アナリー・ニューイッツ『タイムラインの殺人者』早川書房

(註:この書籍はFREE PREVIEWに対応していません)

The Future of Another Timeline,2019(幹遙子訳)
カバーデザイン:川名潤

 著者は1969年生まれの米国作家、編集者、ジャーナリスト。ノンフィクションの著作も多く『次の大量絶滅を人類はどう超えるか:離散し、適応し、記憶せよ』(2013)は邦訳がある。先ごろ紹介された『空のあらゆる鳥を』のチャーリー・ジェーン・アンダースらと、SFブログサイトio9を立ち上げた創設者でもある。最初の長編がラムダ賞(多部門に渡る賞だが、SF・ファンタジイ・ホラー部門)を受賞、第2作目の本書もローカス賞の最終候補となっている。

 その世界には何億年も前から、時間旅行を可能にする〈マシン〉が存在する。何ものが作ったのかは分からないままだ。人類はその時々のテクノロジーを使って〈マシン〉を操作し、時間旅行を行ってきた。主人公たちは2022年から過去に戻って研究活動をしているが、それは表向きで密かに〈ハリエットの娘たち〉という歴史改変(編集)を工作するグループを作っている。

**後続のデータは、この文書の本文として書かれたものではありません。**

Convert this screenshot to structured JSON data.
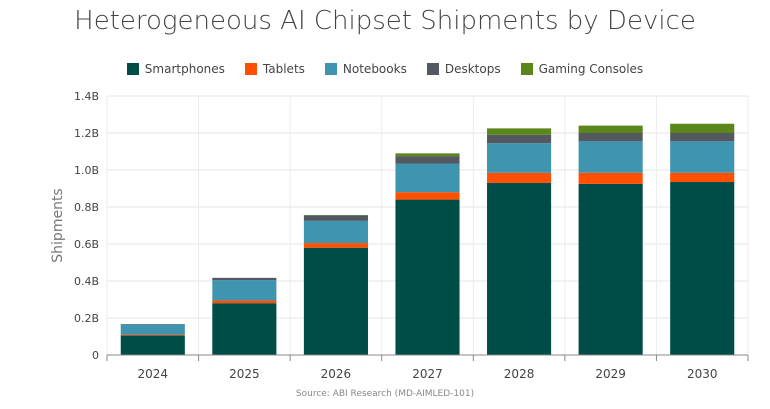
{
  "chart_data": {
    "type": "bar",
    "stacked": true,
    "title": "Heterogeneous AI Chipset Shipments by Device",
    "ylabel": "Shipments",
    "xlabel": "",
    "source": "Source: ABI Research (MD-AIMLED-101)",
    "categories": [
      "2024",
      "2025",
      "2026",
      "2027",
      "2028",
      "2029",
      "2030"
    ],
    "ylim": [
      0,
      1.4
    ],
    "yticks": [
      0,
      0.2,
      0.4,
      0.6,
      0.8,
      1.0,
      1.2,
      1.4
    ],
    "ytick_labels": [
      "0",
      "0.2B",
      "0.4B",
      "0.6B",
      "0.8B",
      "1.0B",
      "1.2B",
      "1.4B"
    ],
    "grid": true,
    "legend_position": "top",
    "series": [
      {
        "name": "Smartphones",
        "color": "#004d47",
        "values": [
          0.105,
          0.28,
          0.58,
          0.84,
          0.93,
          0.925,
          0.935
        ]
      },
      {
        "name": "Tablets",
        "color": "#fe5000",
        "values": [
          0.005,
          0.015,
          0.025,
          0.04,
          0.055,
          0.06,
          0.05
        ]
      },
      {
        "name": "Notebooks",
        "color": "#3f94b0",
        "values": [
          0.055,
          0.11,
          0.12,
          0.155,
          0.16,
          0.17,
          0.17
        ]
      },
      {
        "name": "Desktops",
        "color": "#545860",
        "values": [
          0.002,
          0.012,
          0.03,
          0.04,
          0.045,
          0.045,
          0.045
        ]
      },
      {
        "name": "Gaming Consoles",
        "color": "#5b861b",
        "values": [
          0,
          0,
          0.002,
          0.015,
          0.035,
          0.04,
          0.05
        ]
      }
    ]
  }
}
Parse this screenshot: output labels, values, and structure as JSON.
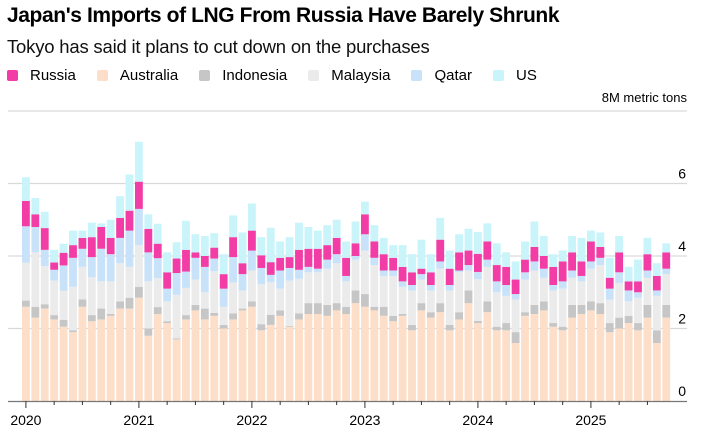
{
  "header": {
    "title": "Japan's Imports of LNG From Russia Have Barely Shrunk",
    "subtitle": "Tokyo has said it plans to cut down on the purchases"
  },
  "legend": [
    {
      "name": "Russia",
      "color": "#f13da5"
    },
    {
      "name": "Australia",
      "color": "#fddec8"
    },
    {
      "name": "Indonesia",
      "color": "#c6c6c6"
    },
    {
      "name": "Malaysia",
      "color": "#ebebeb"
    },
    {
      "name": "Qatar",
      "color": "#c8e2fa"
    },
    {
      "name": "US",
      "color": "#c8f4fa"
    }
  ],
  "unit_label": "8M metric tons",
  "chart_data": {
    "type": "bar",
    "stacked": true,
    "title": "Japan's Imports of LNG From Russia Have Barely Shrunk",
    "subtitle": "Tokyo has said it plans to cut down on the purchases",
    "xlabel": "",
    "ylabel": "Million metric tons",
    "ylim": [
      0,
      8
    ],
    "yticks": [
      0,
      2,
      4,
      6,
      8
    ],
    "ytick_labels": [
      "0",
      "2",
      "4",
      "6",
      "8M metric tons"
    ],
    "grid": true,
    "legend_position": "top-left",
    "xtick_labels": [
      "2020",
      "2021",
      "2022",
      "2023",
      "2024",
      "2025"
    ],
    "categories": [
      "2020-01",
      "2020-02",
      "2020-03",
      "2020-04",
      "2020-05",
      "2020-06",
      "2020-07",
      "2020-08",
      "2020-09",
      "2020-10",
      "2020-11",
      "2020-12",
      "2021-01",
      "2021-02",
      "2021-03",
      "2021-04",
      "2021-05",
      "2021-06",
      "2021-07",
      "2021-08",
      "2021-09",
      "2021-10",
      "2021-11",
      "2021-12",
      "2022-01",
      "2022-02",
      "2022-03",
      "2022-04",
      "2022-05",
      "2022-06",
      "2022-07",
      "2022-08",
      "2022-09",
      "2022-10",
      "2022-11",
      "2022-12",
      "2023-01",
      "2023-02",
      "2023-03",
      "2023-04",
      "2023-05",
      "2023-06",
      "2023-07",
      "2023-08",
      "2023-09",
      "2023-10",
      "2023-11",
      "2023-12",
      "2024-01",
      "2024-02",
      "2024-03",
      "2024-04",
      "2024-05",
      "2024-06",
      "2024-07",
      "2024-08",
      "2024-09",
      "2024-10",
      "2024-11",
      "2024-12",
      "2025-01",
      "2025-02",
      "2025-03",
      "2025-04",
      "2025-05",
      "2025-06",
      "2025-07",
      "2025-08",
      "2025-09"
    ],
    "series": [
      {
        "name": "Australia",
        "values": [
          2.6,
          2.3,
          2.55,
          2.25,
          2.05,
          1.9,
          2.6,
          2.2,
          2.25,
          2.35,
          2.55,
          2.55,
          2.85,
          1.8,
          2.4,
          2.15,
          1.7,
          2.25,
          2.5,
          2.25,
          2.35,
          2.0,
          2.25,
          2.5,
          2.6,
          1.95,
          2.1,
          2.35,
          2.05,
          2.25,
          2.4,
          2.4,
          2.35,
          2.5,
          2.4,
          2.7,
          2.6,
          2.5,
          2.35,
          2.2,
          2.35,
          1.95,
          2.5,
          2.3,
          2.45,
          1.95,
          2.25,
          2.7,
          2.15,
          2.45,
          1.95,
          1.95,
          1.6,
          2.35,
          2.4,
          2.5,
          2.05,
          1.95,
          2.3,
          2.4,
          2.5,
          2.4,
          1.9,
          2.0,
          2.15,
          1.95,
          2.3,
          1.6,
          2.3
        ]
      },
      {
        "name": "Indonesia",
        "values": [
          0.17,
          0.3,
          0.12,
          0.12,
          0.19,
          0.05,
          0.2,
          0.17,
          0.3,
          0.05,
          0.2,
          0.3,
          0.3,
          0.2,
          0.19,
          0.05,
          0.03,
          0.12,
          0.15,
          0.3,
          0.08,
          0.1,
          0.17,
          0.05,
          0.15,
          0.17,
          0.28,
          0.15,
          0.02,
          0.17,
          0.3,
          0.3,
          0.3,
          0.2,
          0.2,
          0.35,
          0.35,
          0.1,
          0.25,
          0.15,
          0.05,
          0.15,
          0.2,
          0.15,
          0.25,
          0.15,
          0.2,
          0.35,
          0.06,
          0.3,
          0.1,
          0.2,
          0.3,
          0.1,
          0.25,
          0.25,
          0.1,
          0.1,
          0.35,
          0.25,
          0.25,
          0.3,
          0.25,
          0.3,
          0.2,
          0.2,
          0.35,
          0.35,
          0.35
        ]
      },
      {
        "name": "Malaysia",
        "values": [
          1.05,
          1.5,
          1.05,
          0.95,
          0.8,
          1.2,
          0.9,
          1.05,
          0.75,
          0.9,
          1.05,
          0.85,
          1.15,
          1.3,
          0.8,
          0.55,
          1.2,
          0.75,
          0.7,
          0.45,
          1.15,
          0.5,
          0.85,
          0.5,
          0.85,
          1.1,
          0.9,
          0.6,
          1.25,
          0.95,
          0.85,
          0.85,
          1.0,
          1.1,
          0.7,
          0.85,
          1.2,
          1.15,
          0.85,
          1.1,
          0.75,
          0.95,
          0.65,
          0.6,
          0.95,
          0.95,
          1.1,
          0.55,
          1.15,
          0.95,
          0.95,
          0.75,
          0.9,
          0.9,
          0.95,
          0.65,
          0.9,
          1.05,
          0.75,
          0.65,
          0.9,
          1.05,
          0.65,
          0.95,
          0.4,
          0.7,
          0.75,
          0.95,
          0.85
        ]
      },
      {
        "name": "Qatar",
        "values": [
          1.0,
          0.7,
          0.45,
          0.3,
          0.7,
          0.8,
          0.5,
          0.55,
          0.9,
          0.75,
          0.7,
          1.0,
          1.0,
          0.8,
          0.55,
          0.35,
          0.6,
          0.45,
          0.6,
          0.7,
          0.35,
          0.5,
          0.7,
          0.45,
          0.55,
          0.45,
          0.2,
          0.5,
          0.35,
          0.25,
          0.15,
          0.1,
          0.25,
          0.25,
          0.15,
          0.1,
          0.45,
          0.2,
          0.15,
          0.15,
          0.15,
          0.15,
          0.15,
          0.15,
          0.2,
          0.15,
          0.05,
          0.15,
          0.2,
          0.2,
          0.3,
          0.3,
          0.15,
          0.2,
          0.25,
          0.25,
          0.15,
          0.2,
          0.2,
          0.15,
          0.2,
          0.2,
          0.3,
          0.3,
          0.3,
          0.15,
          0.2,
          0.15,
          0.15
        ]
      },
      {
        "name": "Russia",
        "values": [
          0.7,
          0.35,
          0.6,
          0.2,
          0.35,
          0.35,
          0.3,
          0.55,
          0.6,
          0.45,
          0.55,
          0.55,
          0.75,
          0.65,
          0.4,
          0.45,
          0.4,
          0.6,
          0.15,
          0.3,
          0.3,
          0.4,
          0.55,
          0.3,
          0.55,
          0.35,
          0.35,
          0.35,
          0.3,
          0.55,
          0.5,
          0.55,
          0.4,
          0.45,
          0.5,
          0.35,
          0.55,
          0.45,
          0.45,
          0.35,
          0.4,
          0.35,
          0.15,
          0.35,
          0.6,
          0.45,
          0.5,
          0.4,
          0.5,
          0.5,
          0.45,
          0.5,
          0.4,
          0.35,
          0.4,
          0.35,
          0.5,
          0.55,
          0.5,
          0.4,
          0.55,
          0.3,
          0.3,
          0.55,
          0.25,
          0.3,
          0.45,
          0.4,
          0.45
        ]
      },
      {
        "name": "US",
        "values": [
          0.65,
          0.45,
          0.45,
          0.35,
          0.25,
          0.4,
          0.2,
          0.4,
          0.1,
          0.5,
          0.6,
          1.0,
          1.1,
          0.4,
          0.55,
          0.55,
          0.45,
          0.8,
          0.5,
          0.55,
          0.4,
          0.55,
          0.6,
          0.85,
          0.75,
          0.5,
          0.95,
          0.45,
          0.55,
          0.75,
          0.6,
          0.5,
          0.55,
          0.5,
          0.45,
          0.6,
          0.35,
          0.45,
          0.45,
          0.35,
          0.6,
          0.5,
          0.8,
          0.5,
          0.6,
          0.5,
          0.5,
          0.6,
          0.6,
          0.5,
          0.6,
          0.4,
          0.5,
          0.5,
          0.7,
          0.55,
          0.35,
          0.3,
          0.45,
          0.65,
          0.3,
          0.4,
          0.55,
          0.45,
          0.4,
          0.6,
          0.45,
          0.35,
          0.25
        ]
      }
    ]
  }
}
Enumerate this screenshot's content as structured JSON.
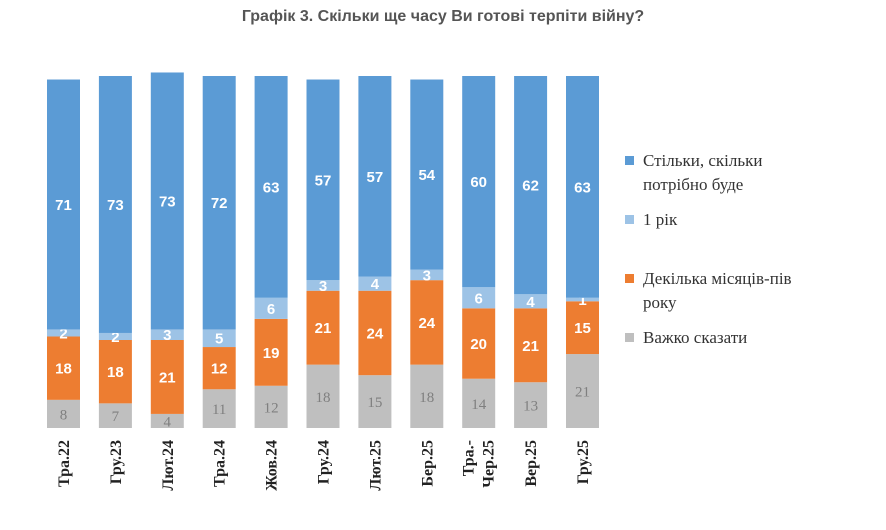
{
  "chart_data": {
    "type": "bar",
    "stacked": true,
    "title": "Графік 3. Скільки ще часу Ви готові терпіти війну?",
    "categories": [
      "Тра.22",
      "Гру.23",
      "Лют.24",
      "Тра.24",
      "Жов.24",
      "Гру.24",
      "Лют.25",
      "Бер.25",
      "Тра.-Чер.25",
      "Вер.25",
      "Гру.25"
    ],
    "series": [
      {
        "name": "Важко сказати",
        "color": "#bfbfbf",
        "label_color": "#7f7f7f",
        "values": [
          8,
          7,
          4,
          11,
          12,
          18,
          15,
          18,
          14,
          13,
          21
        ]
      },
      {
        "name": "Декілька місяців-пів року",
        "color": "#ed7d31",
        "label_color": "#ffffff",
        "values": [
          18,
          18,
          21,
          12,
          19,
          21,
          24,
          24,
          20,
          21,
          15
        ]
      },
      {
        "name": "1 рік",
        "color": "#9dc3e6",
        "label_color": "#ffffff",
        "values": [
          2,
          2,
          3,
          5,
          6,
          3,
          4,
          3,
          6,
          4,
          1
        ]
      },
      {
        "name": "Стільки, скільки потрібно буде",
        "color": "#5b9bd5",
        "label_color": "#ffffff",
        "values": [
          71,
          73,
          73,
          72,
          63,
          57,
          57,
          54,
          60,
          62,
          63
        ]
      }
    ],
    "legend": [
      "Стільки, скільки потрібно буде",
      "1 рік",
      "Декілька місяців-пів року",
      "Важко сказати"
    ],
    "ylim": [
      0,
      100
    ],
    "legend_position": "right"
  }
}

 〈ハリエットの娘たち〉とは、実在した奴隷解放運動家ハリエット・タブマン(リンク先は映画)に因んだグループだ。史実では当時(19世紀)女性参政権はないが、この歴史=タイムラインでハリエットは上院議員になっている。しかし、妊娠中絶禁止法があり女性の権利は未だに十分ではない。〈娘たち〉は権利を高めた新たなタイムラインを作るため活動しているのだ。その一方、制限を強めたい〈コムストック〉派の反動グループも暗躍する。

 物語の主な舞台は2022年、1992年(主人公が個人的に関係する、重要な事件があった時期)、1893年(コムストックによる権利制限が強められた時期)の3つ。歴史的背景を持つ女性の権利に関する物語の一方、主人公には隠された殺人という他人に打ち明けられない秘密があった。どういう副作用を生み出すか分からない歴史編集と、理由が何であれ殺人は許されるのか、という2つの葛藤が物語に奥行きを与えている。大きな(集団による)事件と個人的な事件が絡み合う展開は、盟友の書いた『空のあらゆる鳥を』と共鳴し合うものを感じる。